Young Muslim Americans speak on Societal Integration in the USA

Popular cable TV anchor and host Riz Khan of the Al-Jazeera English TV speaks to young Muslim Americans on their experiences regarding societal attitudes especially post 9/11. Also includes opinions by spokesperson of the Department of Homeland Security, American Government.

All the participants had a mix of opinion but the net of their opinion affirmed that being a Muslim surely had a compromising effect on their lives in the American society. The guest Muslim girls wearing hijab also shared that despite the fact that they chose to wear hijab without any compulsion, the American public in general thought of it as a symbol of oppression and looked upon the girls in a sympathetic fashion.

This discussion reveals that despite having diversity in the USA the society has really not been able to understand and thus respect their different lifestyles that emanate from their unique belief systems. The problem occurs whenever a sharp individual deviation or extremity is observed by the society and the focus suddenly narrows towards the Muslim community. This generalization of an individual act is the strongest dis-integrating fault of the American social system that has its foundation laid into ignorance of other faiths and cultures that collectively make up the American Dream.

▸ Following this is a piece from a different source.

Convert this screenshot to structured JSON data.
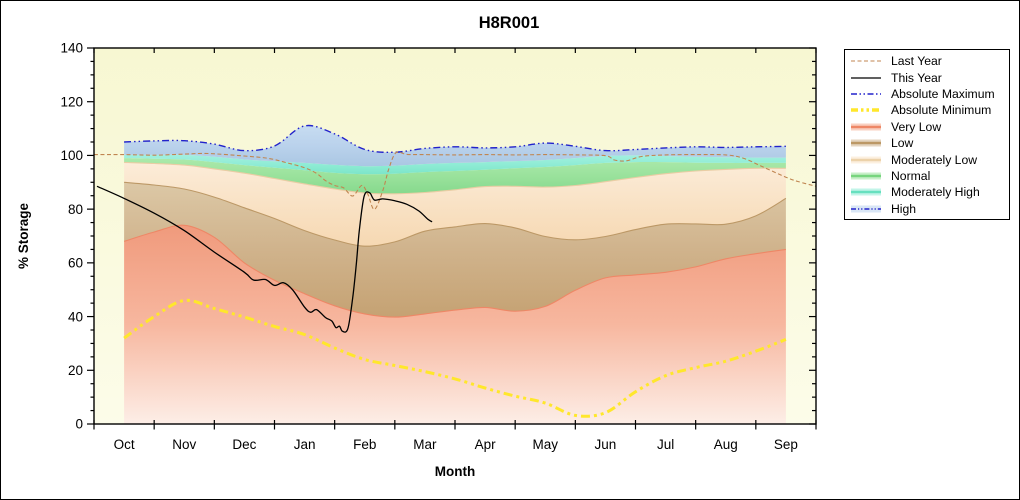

2 Responses to Young Muslim Americans speak on Societal Integration in the USA

  1. notesabout says:

    Whenever this subjects are brought to attention the participants are identified as Muslims Americans. Actually they are Arabic Muslims Americans. There are lots of Muslim African Americans that do not seem to participate in these discussions.
    Why is that?

  2. soulmind says:

    Valid observation. While I do not know any Muslim African American nor have seen any discussion with them participating on this subject.

    However we know that African Americans have a different history within the American society. Brought in as slaves, having to fight for their basic rights and even today discriminated for the color of their skin by certain sections of the White American community, including affluent circles, their major struggle seems to be around sustaining the basic human freedom they have acquired after much bloodshed and suffering.